Vortrag im Krankenhaus Leonberg: Wann ist eine OP die bessere Lösung?

Die Einweisung ins Krankenhaus muss nicht immer mit einer OP verbunden sein. Oft helfen auch minimalinvasive Eingriffe.
Soeren Stache/dpa- Krankenhaus Leonberg informiert: Vortrag zu OP oder minimalinvasiver Therapie bei Gefäßen.
- Viktor Reichert erklärt anschaulich Behandlungsoptionen bei Arterien-, Venen- und Lymphleiden.
- Thema sind Bauchgefäße, Aorta-Aussackungen, Verengungen in Beinen und Halsschlagader.
- Wann Katheterverfahren genügen und wann ein Bauchschnitt nötig ist, wird dargestellt.
- Termin am Mittwoch, 16. September, 19 Uhr im Mehrzweckraum im Erdgeschoss.
Die Zusammenfassung wurde durch künstliche Intelligenz erstellt.
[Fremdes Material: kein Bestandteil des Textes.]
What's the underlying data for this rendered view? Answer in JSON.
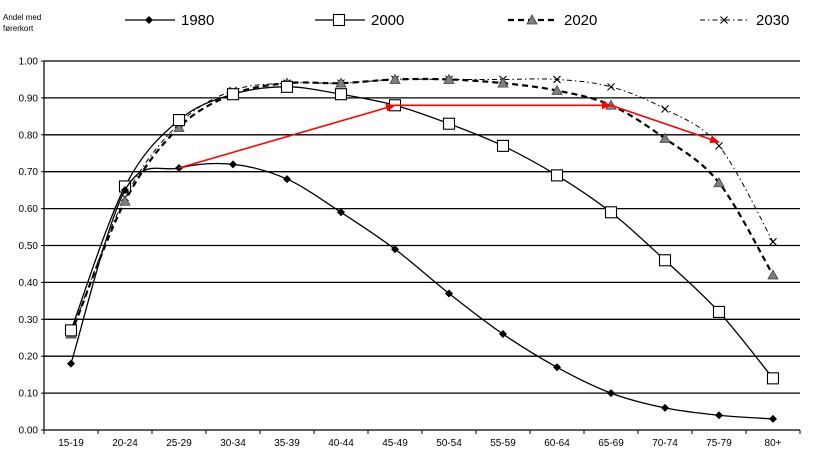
{
  "chart_data": {
    "type": "line",
    "ylabel": [
      "Andel med",
      "førerkort"
    ],
    "xlabel": "",
    "categories": [
      "15-19",
      "20-24",
      "25-29",
      "30-34",
      "35-39",
      "40-44",
      "45-49",
      "50-54",
      "55-59",
      "60-64",
      "65-69",
      "70-74",
      "75-79",
      "80+"
    ],
    "ylim": [
      0,
      1
    ],
    "yticks": [
      "0.00",
      "0.10",
      "0.20",
      "0.30",
      "0.40",
      "0.50",
      "0.60",
      "0.70",
      "0.80",
      "0.90",
      "1.00"
    ],
    "grid": true,
    "legend_position": "top",
    "series": [
      {
        "name": "1980",
        "marker": "diamond",
        "line": "solid",
        "color": "#000000",
        "values": [
          0.18,
          0.65,
          0.71,
          0.72,
          0.68,
          0.59,
          0.49,
          0.37,
          0.26,
          0.17,
          0.1,
          0.06,
          0.04,
          0.03
        ]
      },
      {
        "name": "2000",
        "marker": "square-open",
        "line": "solid",
        "color": "#000000",
        "values": [
          0.27,
          0.66,
          0.84,
          0.91,
          0.93,
          0.91,
          0.88,
          0.83,
          0.77,
          0.69,
          0.59,
          0.46,
          0.32,
          0.14
        ]
      },
      {
        "name": "2020",
        "marker": "triangle",
        "line": "dashed",
        "color": "#000000",
        "values": [
          0.26,
          0.62,
          0.82,
          0.91,
          0.94,
          0.94,
          0.95,
          0.95,
          0.94,
          0.92,
          0.88,
          0.79,
          0.67,
          0.42
        ]
      },
      {
        "name": "2030",
        "marker": "x",
        "line": "dotdash",
        "color": "#000000",
        "values": [
          0.26,
          0.63,
          0.83,
          0.92,
          0.94,
          0.94,
          0.95,
          0.95,
          0.95,
          0.95,
          0.93,
          0.87,
          0.77,
          0.51
        ]
      }
    ],
    "annotations": {
      "arrow_color": "#ff0000",
      "arrows": [
        {
          "from": [
            "25-29",
            0.71
          ],
          "to": [
            "45-49",
            0.88
          ]
        },
        {
          "from": [
            "45-49",
            0.88
          ],
          "to": [
            "65-69",
            0.88
          ]
        },
        {
          "from": [
            "65-69",
            0.88
          ],
          "to": [
            "75-79",
            0.78
          ]
        }
      ]
    }
  }
}
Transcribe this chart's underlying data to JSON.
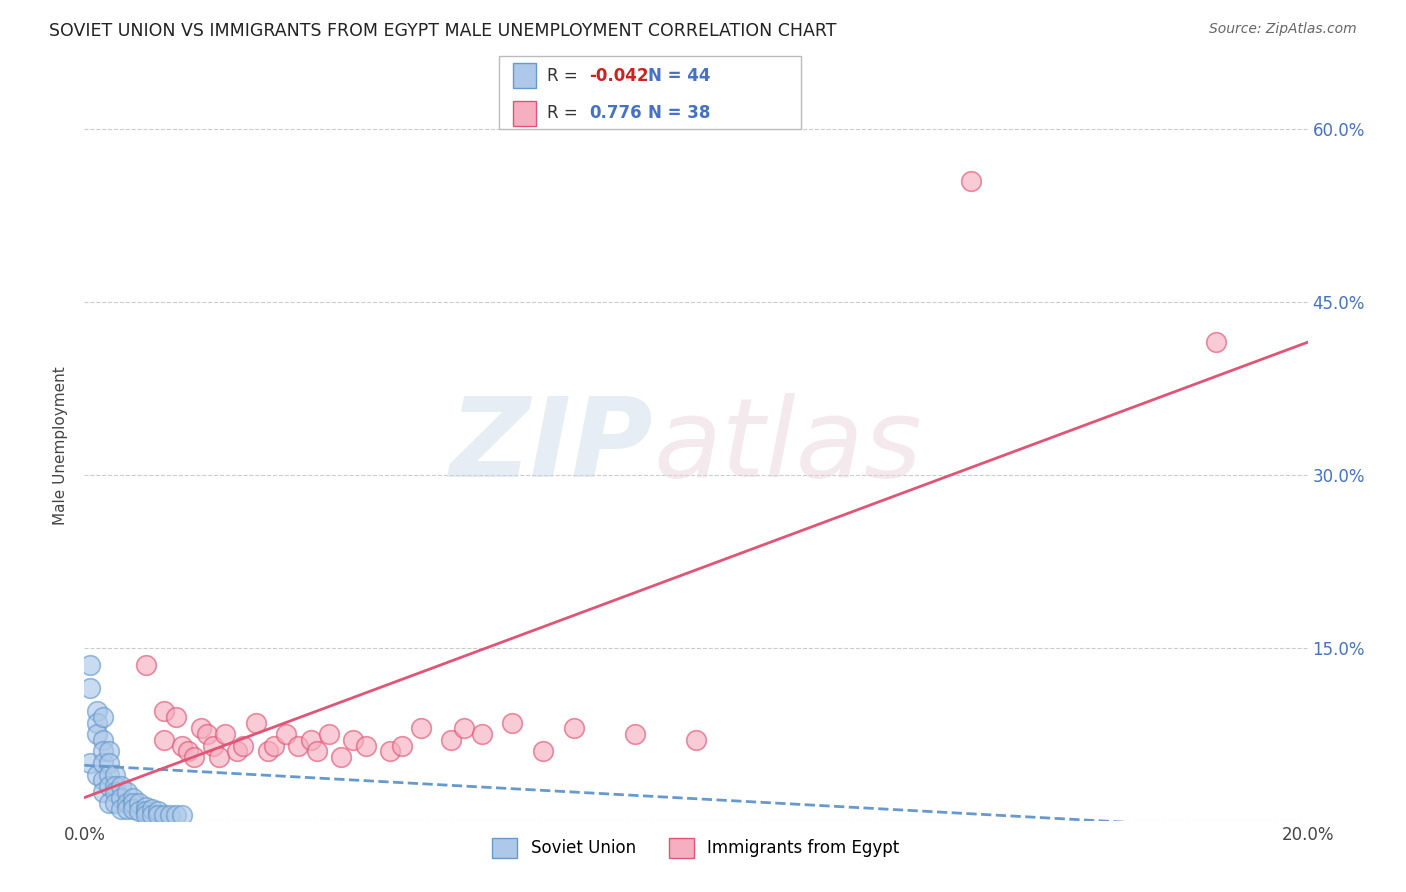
{
  "title": "SOVIET UNION VS IMMIGRANTS FROM EGYPT MALE UNEMPLOYMENT CORRELATION CHART",
  "source": "Source: ZipAtlas.com",
  "ylabel": "Male Unemployment",
  "xlim": [
    0.0,
    0.2
  ],
  "ylim": [
    0.0,
    0.65
  ],
  "xticks": [
    0.0,
    0.05,
    0.1,
    0.15,
    0.2
  ],
  "yticks": [
    0.0,
    0.15,
    0.3,
    0.45,
    0.6
  ],
  "legend1_label": "Soviet Union",
  "legend2_label": "Immigrants from Egypt",
  "r1": "-0.042",
  "n1": "44",
  "r2": "0.776",
  "n2": "38",
  "color_blue": "#adc8e8",
  "color_pink": "#f5afc0",
  "color_blue_line": "#6699cc",
  "color_pink_line": "#e05575",
  "blue_x": [
    0.001,
    0.001,
    0.001,
    0.002,
    0.002,
    0.002,
    0.002,
    0.003,
    0.003,
    0.003,
    0.003,
    0.003,
    0.003,
    0.004,
    0.004,
    0.004,
    0.004,
    0.004,
    0.005,
    0.005,
    0.005,
    0.005,
    0.006,
    0.006,
    0.006,
    0.007,
    0.007,
    0.007,
    0.008,
    0.008,
    0.008,
    0.009,
    0.009,
    0.01,
    0.01,
    0.01,
    0.011,
    0.011,
    0.012,
    0.012,
    0.013,
    0.014,
    0.015,
    0.016
  ],
  "blue_y": [
    0.135,
    0.115,
    0.05,
    0.095,
    0.085,
    0.075,
    0.04,
    0.09,
    0.07,
    0.06,
    0.05,
    0.035,
    0.025,
    0.06,
    0.05,
    0.04,
    0.03,
    0.015,
    0.04,
    0.03,
    0.025,
    0.015,
    0.03,
    0.02,
    0.01,
    0.025,
    0.015,
    0.01,
    0.02,
    0.015,
    0.01,
    0.015,
    0.008,
    0.012,
    0.008,
    0.005,
    0.01,
    0.005,
    0.008,
    0.005,
    0.005,
    0.005,
    0.005,
    0.005
  ],
  "pink_x": [
    0.01,
    0.013,
    0.013,
    0.015,
    0.016,
    0.017,
    0.018,
    0.019,
    0.02,
    0.021,
    0.022,
    0.023,
    0.025,
    0.026,
    0.028,
    0.03,
    0.031,
    0.033,
    0.035,
    0.037,
    0.038,
    0.04,
    0.042,
    0.044,
    0.046,
    0.05,
    0.052,
    0.055,
    0.06,
    0.062,
    0.065,
    0.07,
    0.075,
    0.08,
    0.09,
    0.1,
    0.145,
    0.185
  ],
  "pink_y": [
    0.135,
    0.095,
    0.07,
    0.09,
    0.065,
    0.06,
    0.055,
    0.08,
    0.075,
    0.065,
    0.055,
    0.075,
    0.06,
    0.065,
    0.085,
    0.06,
    0.065,
    0.075,
    0.065,
    0.07,
    0.06,
    0.075,
    0.055,
    0.07,
    0.065,
    0.06,
    0.065,
    0.08,
    0.07,
    0.08,
    0.075,
    0.085,
    0.06,
    0.08,
    0.075,
    0.07,
    0.555,
    0.415
  ],
  "pink_trend_x0": 0.0,
  "pink_trend_y0": 0.02,
  "pink_trend_x1": 0.2,
  "pink_trend_y1": 0.415,
  "blue_trend_x0": 0.0,
  "blue_trend_y0": 0.048,
  "blue_trend_x1": 0.2,
  "blue_trend_y1": -0.01
}
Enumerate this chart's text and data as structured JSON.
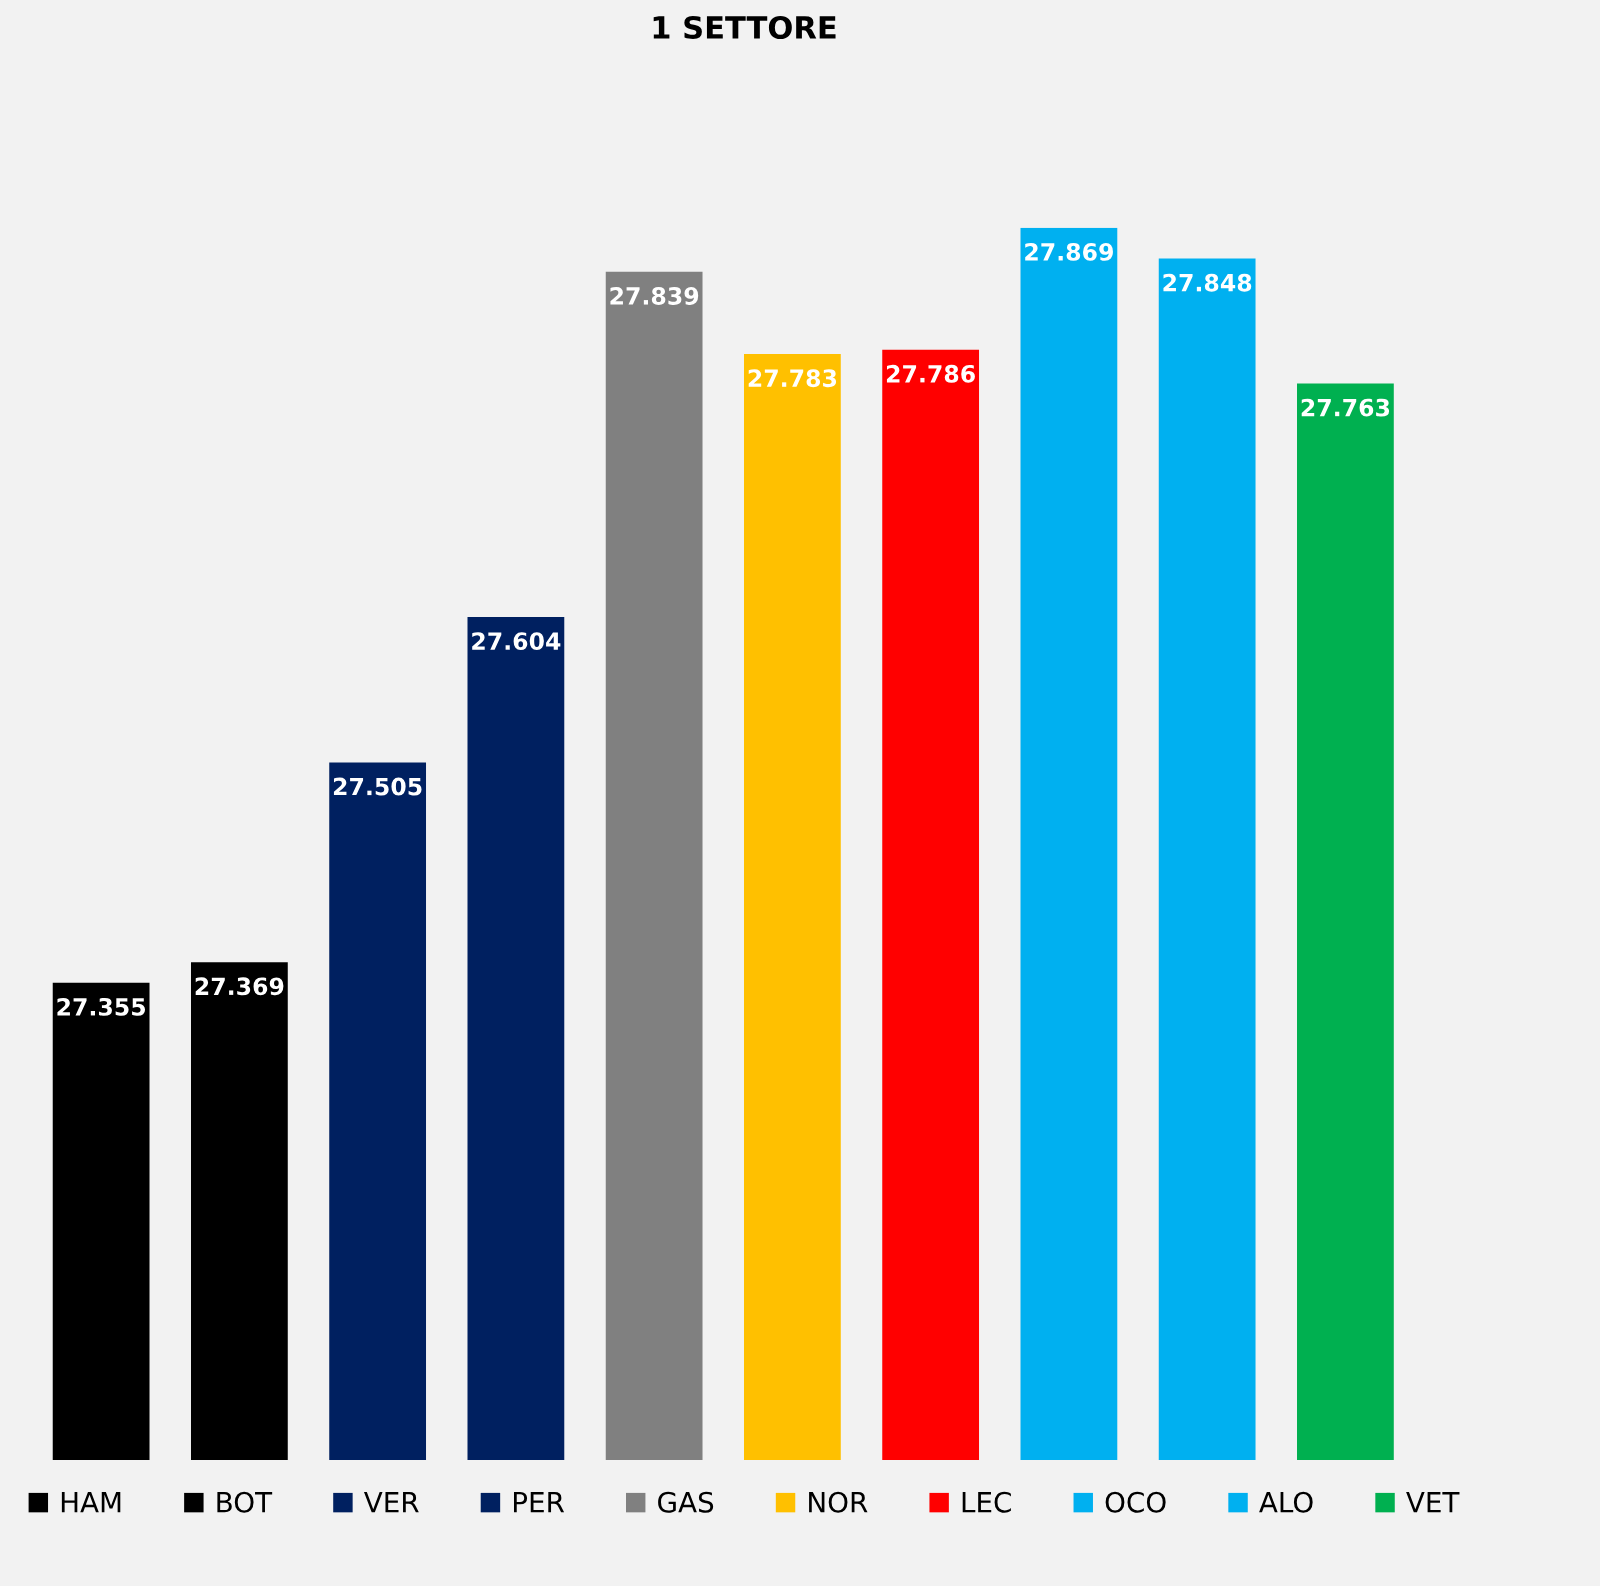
{
  "chart_data": {
    "type": "bar",
    "title": "1 SETTORE",
    "categories": [
      null,
      null,
      null,
      null,
      null,
      null,
      null,
      null,
      null,
      null
    ],
    "series": [
      {
        "name": "HAM",
        "color": "#000000",
        "values": [
          27.355,
          null,
          null,
          null,
          null,
          null,
          null,
          null,
          null,
          null
        ]
      },
      {
        "name": "BOT",
        "color": "#000000",
        "values": [
          null,
          27.369,
          null,
          null,
          null,
          null,
          null,
          null,
          null,
          null
        ]
      },
      {
        "name": "VER",
        "color": "#002060",
        "values": [
          null,
          null,
          27.505,
          null,
          null,
          null,
          null,
          null,
          null,
          null
        ]
      },
      {
        "name": "PER",
        "color": "#002060",
        "values": [
          null,
          null,
          null,
          27.604,
          null,
          null,
          null,
          null,
          null,
          null
        ]
      },
      {
        "name": "GAS",
        "color": "#808080",
        "values": [
          null,
          null,
          null,
          null,
          27.839,
          null,
          null,
          null,
          null,
          null
        ]
      },
      {
        "name": "NOR",
        "color": "#ffc000",
        "values": [
          null,
          null,
          null,
          null,
          null,
          27.783,
          null,
          null,
          null,
          null
        ]
      },
      {
        "name": "LEC",
        "color": "#ff0000",
        "values": [
          null,
          null,
          null,
          null,
          null,
          null,
          27.786,
          null,
          null,
          null
        ]
      },
      {
        "name": "OCO",
        "color": "#00b0f0",
        "values": [
          null,
          null,
          null,
          null,
          null,
          null,
          null,
          27.869,
          null,
          null
        ]
      },
      {
        "name": "ALO",
        "color": "#00b0f0",
        "values": [
          null,
          null,
          null,
          null,
          null,
          null,
          null,
          null,
          27.848,
          null
        ]
      },
      {
        "name": "VET",
        "color": "#00b050",
        "values": [
          null,
          null,
          null,
          null,
          null,
          null,
          null,
          null,
          null,
          27.763
        ]
      }
    ],
    "ylim": [
      27.03,
      27.869
    ],
    "stacked": true,
    "data_labels": true,
    "legend": "bottom",
    "grid": false
  }
}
Auch bei Erkrankungen von Arterien, Venen oder Lymphgefäßen kann es notwendig sein, zu operieren. An diesem Mittwoch wird in der Reihe „Medizin vor Ort“ im Krankenhaus Leonberg die Frage beantwortet, ob, wenn es sich um Gefäße im Bauchraum handelt, ein großer Bauchschnitt notwendig ist oder ob auch diese Erkrankungen minimalinvasiv behandelt werden können.
Gefäßchirurgen arbeiten übergreifend mit anderen Fachdisziplinen wie Kardiologen und Radiologen zusammen. Das Ziel: den Durchfluss in Gefäßen sicherstellen, Verstopfungen oder Blockaden zu entfernen oder eine venöse Insuffizienz behandeln. Viele Verfahren sind minimalinvasiv. Dennoch kommt es vor, dass ein großer Bauchschnitt unumgänglich ist.
Anschaulich und leicht verständlich erläutert Viktor Reichert, Chefarzt der Klinik für Gefäßchirurgie Leonberg-Sindelfingen, an diesem Mittwoch um 19 Uhr, wie beispielsweise Aussackungen der Hauptschlagader, Gefäßverengungen und -verschlüsse in den Beinen oder Verengungen der Halsschlagader heute behandelt werden können. Dabei zeigt er auf, wann Katheterverfahren oder minimalinvasive Eingriffe möglich sind, welche Vorteile sie bieten – und in welchen Fällen eine offene Operation weiterhin die beste und sicherste Behandlung ist.
Im Anschluss an den Vortrag steht der Experte für individuelle Fragen zur Verfügung. Der mit Unterstützung des Fördervereins für das Krankenhaus Leonberg initiierte Vortrag findet am Mittwoch, 16. September, 19 Uhr, im Krankenhaus Leonberg, im Mehrzweckraum im Erdgeschoss, statt.